Monday, 27 April 2009

Noah Beil- Mountain As Monument


The intense bombing of World War II left the streets of many European cities clogged with the remains of demolished masonry buildings. In Berlin alone, over 45 million cubic meters of debris were cleared during post-war rebuilding efforts. After intact bricks were recovered for reuse, with much of the manual labor performed by women, waste materials were transported to distributed collection locations and piled into hills known in German as Schuttberg or Trümmerberg. Today, these debris hills in Berlin are difficult to distinguish from naturally occurring features as they have been landscaped into parks with manicured grass and densely vegetated sections.
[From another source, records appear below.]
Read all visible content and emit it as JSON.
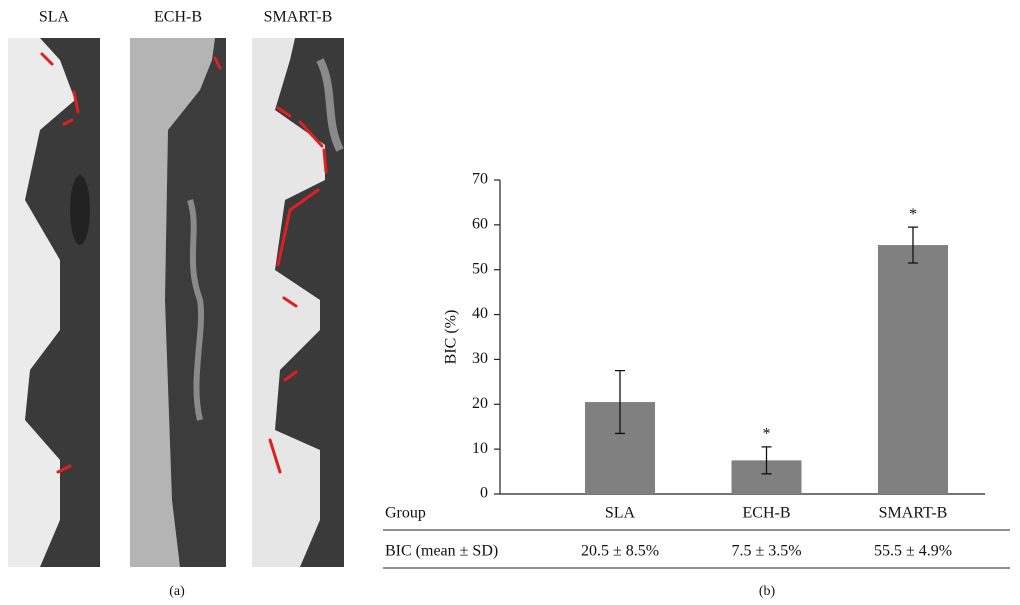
{
  "images": {
    "labels": [
      "SLA",
      "ECH-B",
      "SMART-B"
    ],
    "caption": "(a)"
  },
  "chart_data": {
    "type": "bar",
    "ylabel": "BIC (%)",
    "categories": [
      "SLA",
      "ECH-B",
      "SMART-B"
    ],
    "values": [
      20.5,
      7.5,
      55.5
    ],
    "errors": [
      7,
      3,
      4
    ],
    "annotations": [
      null,
      "*",
      "*"
    ],
    "color": "#808080",
    "ylim": [
      0,
      70
    ],
    "yticks": [
      0,
      10,
      20,
      30,
      40,
      50,
      60,
      70
    ]
  },
  "table": {
    "header": "Group",
    "row_label": "BIC (mean ± SD)",
    "row": [
      "20.5 ± 8.5%",
      "7.5 ± 3.5%",
      "55.5 ± 4.9%"
    ]
  },
  "caption": "(b)"
}
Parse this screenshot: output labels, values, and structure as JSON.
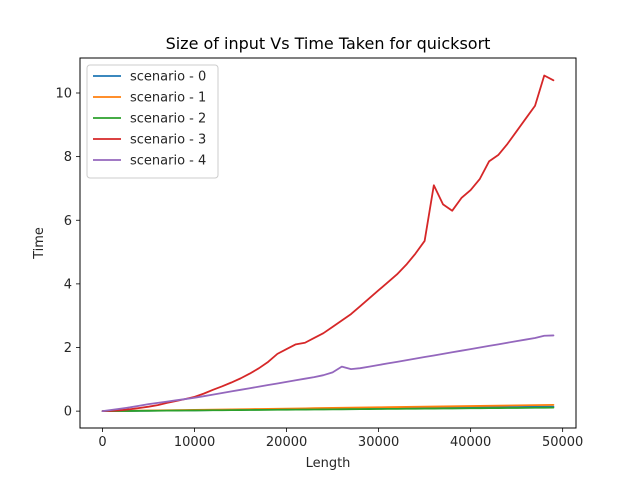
{
  "chart_data": {
    "type": "line",
    "title": "Size of input Vs Time Taken for quicksort",
    "xlabel": "Length",
    "ylabel": "Time",
    "xlim": [
      -2450,
      51450
    ],
    "ylim": [
      -0.53,
      11.1
    ],
    "xticks": [
      0,
      10000,
      20000,
      30000,
      40000,
      50000
    ],
    "xtick_labels": [
      "0",
      "10000",
      "20000",
      "30000",
      "40000",
      "50000"
    ],
    "yticks": [
      0,
      2,
      4,
      6,
      8,
      10
    ],
    "ytick_labels": [
      "0",
      "2",
      "4",
      "6",
      "8",
      "10"
    ],
    "grid": false,
    "legend_position": "top-left",
    "x": [
      0,
      1000,
      2000,
      3000,
      4000,
      5000,
      6000,
      7000,
      8000,
      9000,
      10000,
      11000,
      12000,
      13000,
      14000,
      15000,
      16000,
      17000,
      18000,
      19000,
      20000,
      21000,
      22000,
      23000,
      24000,
      25000,
      26000,
      27000,
      28000,
      29000,
      30000,
      31000,
      32000,
      33000,
      34000,
      35000,
      36000,
      37000,
      38000,
      39000,
      40000,
      41000,
      42000,
      43000,
      44000,
      45000,
      46000,
      47000,
      48000,
      49000
    ],
    "series": [
      {
        "name": "scenario - 0",
        "color": "#1f77b4",
        "values": [
          0,
          0.002,
          0.005,
          0.007,
          0.01,
          0.012,
          0.015,
          0.018,
          0.02,
          0.023,
          0.026,
          0.029,
          0.032,
          0.035,
          0.038,
          0.041,
          0.044,
          0.047,
          0.05,
          0.053,
          0.056,
          0.059,
          0.062,
          0.065,
          0.068,
          0.071,
          0.074,
          0.077,
          0.08,
          0.083,
          0.086,
          0.089,
          0.092,
          0.095,
          0.098,
          0.101,
          0.104,
          0.107,
          0.11,
          0.113,
          0.116,
          0.119,
          0.122,
          0.125,
          0.128,
          0.131,
          0.134,
          0.137,
          0.14,
          0.143
        ]
      },
      {
        "name": "scenario - 1",
        "color": "#ff7f0e",
        "values": [
          0,
          0.004,
          0.008,
          0.012,
          0.016,
          0.02,
          0.024,
          0.028,
          0.032,
          0.036,
          0.04,
          0.044,
          0.048,
          0.052,
          0.056,
          0.06,
          0.064,
          0.068,
          0.072,
          0.076,
          0.08,
          0.084,
          0.088,
          0.092,
          0.096,
          0.1,
          0.104,
          0.108,
          0.112,
          0.116,
          0.12,
          0.124,
          0.128,
          0.132,
          0.136,
          0.14,
          0.144,
          0.148,
          0.152,
          0.156,
          0.16,
          0.164,
          0.168,
          0.172,
          0.176,
          0.18,
          0.184,
          0.188,
          0.192,
          0.196
        ]
      },
      {
        "name": "scenario - 2",
        "color": "#2ca02c",
        "values": [
          0,
          0.002,
          0.004,
          0.007,
          0.009,
          0.011,
          0.013,
          0.016,
          0.018,
          0.02,
          0.022,
          0.025,
          0.027,
          0.029,
          0.031,
          0.034,
          0.036,
          0.038,
          0.04,
          0.043,
          0.045,
          0.047,
          0.049,
          0.052,
          0.054,
          0.056,
          0.058,
          0.061,
          0.063,
          0.065,
          0.067,
          0.07,
          0.072,
          0.074,
          0.076,
          0.079,
          0.081,
          0.083,
          0.085,
          0.088,
          0.09,
          0.092,
          0.094,
          0.097,
          0.099,
          0.101,
          0.103,
          0.106,
          0.108,
          0.11
        ]
      },
      {
        "name": "scenario - 3",
        "color": "#d62728",
        "values": [
          0,
          0.01,
          0.03,
          0.06,
          0.1,
          0.14,
          0.19,
          0.26,
          0.32,
          0.38,
          0.45,
          0.55,
          0.67,
          0.78,
          0.9,
          1.03,
          1.18,
          1.35,
          1.55,
          1.8,
          1.95,
          2.1,
          2.15,
          2.3,
          2.45,
          2.65,
          2.85,
          3.05,
          3.3,
          3.55,
          3.8,
          4.05,
          4.3,
          4.6,
          4.95,
          5.35,
          7.1,
          6.5,
          6.3,
          6.7,
          6.95,
          7.3,
          7.85,
          8.05,
          8.4,
          8.8,
          9.2,
          9.6,
          10.55,
          10.4
        ]
      },
      {
        "name": "scenario - 4",
        "color": "#9467bd",
        "values": [
          0,
          0.04,
          0.08,
          0.12,
          0.17,
          0.22,
          0.26,
          0.3,
          0.34,
          0.38,
          0.42,
          0.47,
          0.52,
          0.57,
          0.62,
          0.67,
          0.72,
          0.77,
          0.82,
          0.87,
          0.92,
          0.97,
          1.02,
          1.07,
          1.13,
          1.22,
          1.4,
          1.32,
          1.35,
          1.4,
          1.45,
          1.5,
          1.55,
          1.6,
          1.65,
          1.7,
          1.75,
          1.8,
          1.85,
          1.9,
          1.95,
          2.0,
          2.05,
          2.1,
          2.15,
          2.2,
          2.25,
          2.3,
          2.37,
          2.38
        ]
      }
    ]
  }
}
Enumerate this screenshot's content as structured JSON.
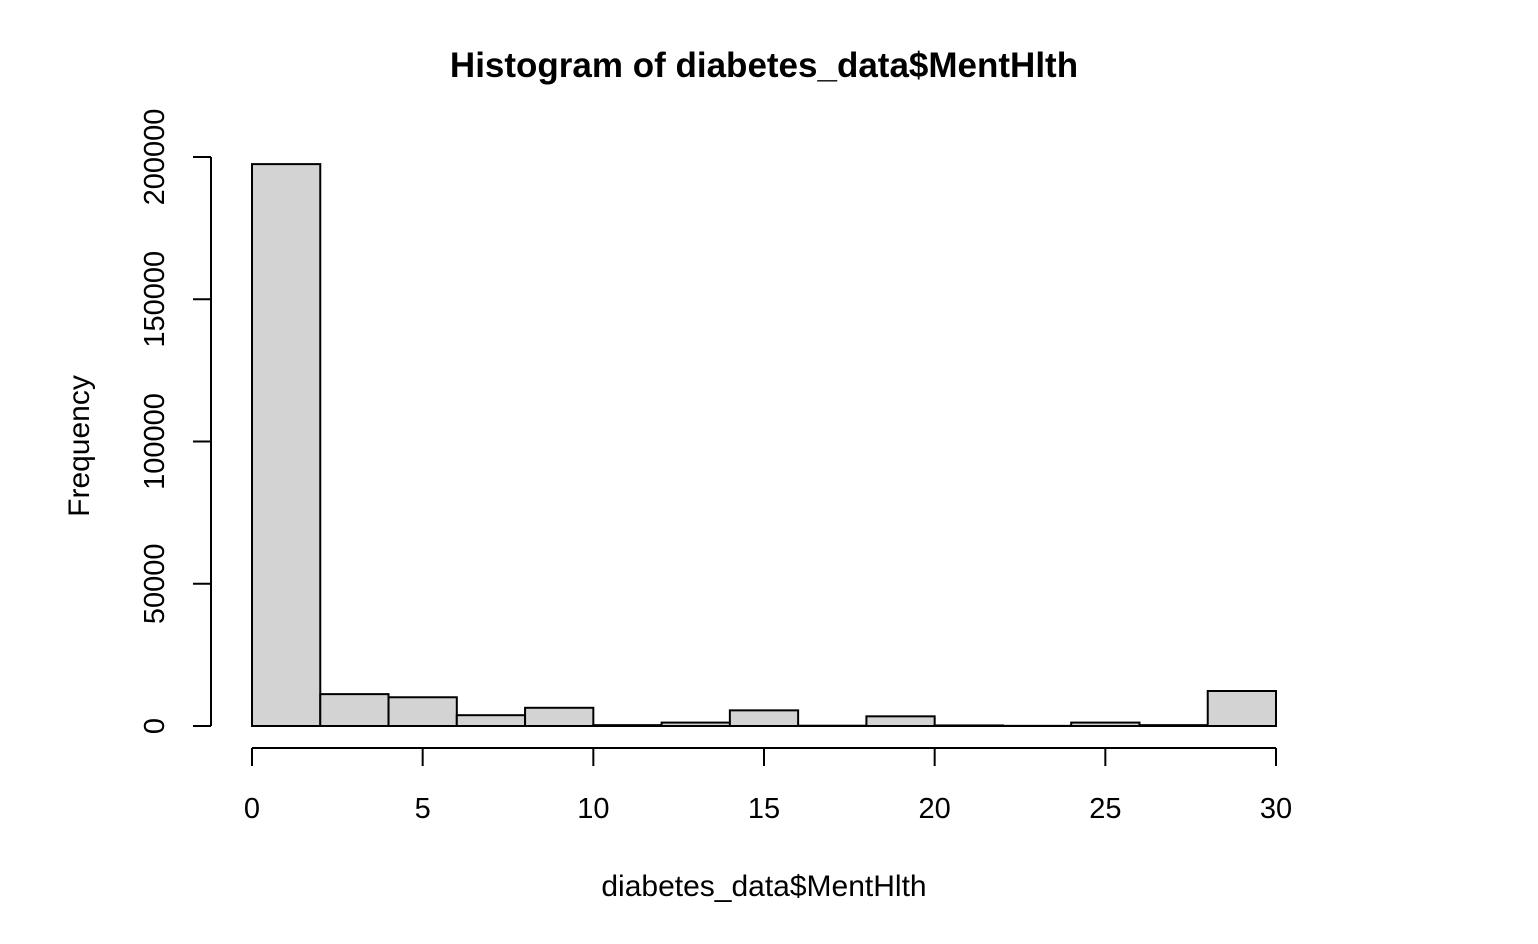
{
  "chart_data": {
    "type": "bar",
    "title": "Histogram of diabetes_data$MentHlth",
    "xlabel": "diabetes_data$MentHlth",
    "ylabel": "Frequency",
    "bin_edges": [
      0,
      2,
      4,
      6,
      8,
      10,
      12,
      14,
      16,
      18,
      20,
      22,
      24,
      26,
      28,
      30
    ],
    "values": [
      197500,
      11200,
      10100,
      3800,
      6400,
      300,
      1200,
      5500,
      100,
      3400,
      200,
      50,
      1200,
      300,
      12300
    ],
    "xlim": [
      0,
      30
    ],
    "ylim": [
      0,
      200000
    ],
    "x_ticks": [
      0,
      5,
      10,
      15,
      20,
      25,
      30
    ],
    "x_tick_labels": [
      "0",
      "5",
      "10",
      "15",
      "20",
      "25",
      "30"
    ],
    "y_ticks": [
      0,
      50000,
      100000,
      150000,
      200000
    ],
    "y_tick_labels": [
      "0",
      "50000",
      "100000",
      "150000",
      "200000"
    ],
    "bar_fill": "#d3d3d3",
    "bar_stroke": "#000000",
    "grid": false,
    "legend": "none"
  }
}
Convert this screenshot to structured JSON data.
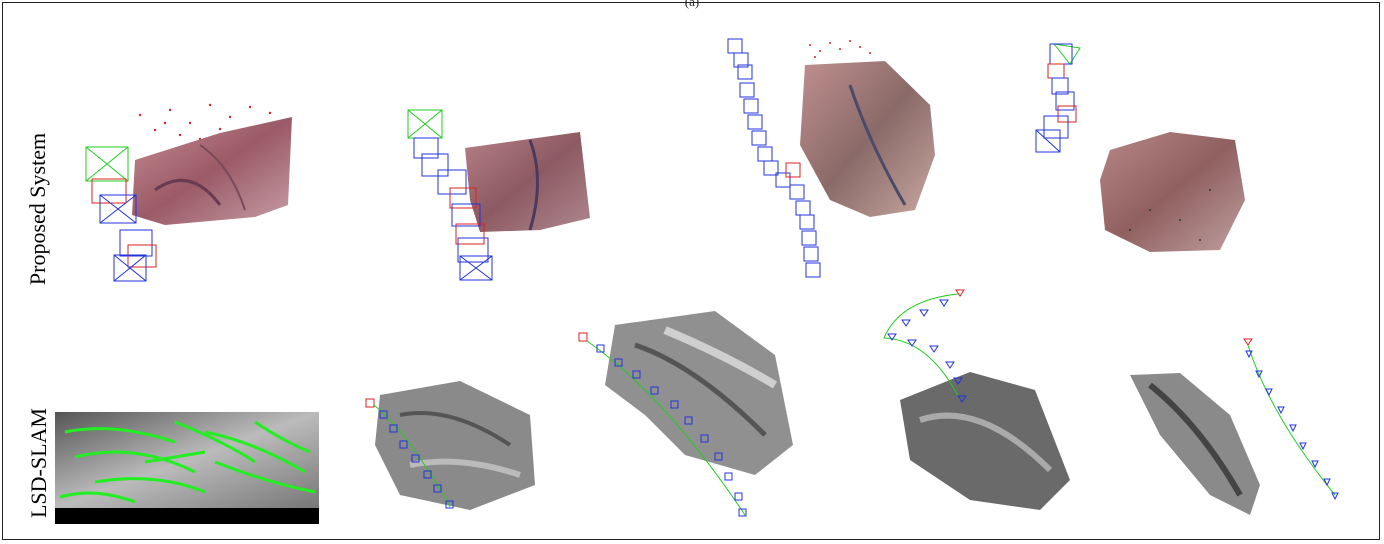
{
  "figure": {
    "top_caption": "(a)",
    "rows": [
      {
        "label": "Proposed System"
      },
      {
        "label": "LSD-SLAM"
      }
    ],
    "colors": {
      "keyframe_blue": "#2233dd",
      "keyframe_red": "#dd2222",
      "current_green": "#22cc22",
      "tissue_pink": "#b07078",
      "point_red": "#e02020",
      "depth_gray": "#777777",
      "lsd_green": "#22ee22"
    }
  }
}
They provide an opportunity to study mankind’s reshaping and repurposing of the landscape, as well as the effects of natural reclamation on anthropogenic terrain alterations.

Noah was born in Spokane, Washington, and has lived in Pennsylvania, Upstate New York, and Rhode Island. He received a BA from Brown University and is currently based in Oakland, CA. His landscape and architectural photography explores mankind's interaction with the earth's surface. Utilizing geographic information systems, satellite imagery, and GPS technology, he examines intentional and accidental alterations of the landscape, explores spatial relationships between landforms, vegetation, and structures, and compares natural and artificial landscape features.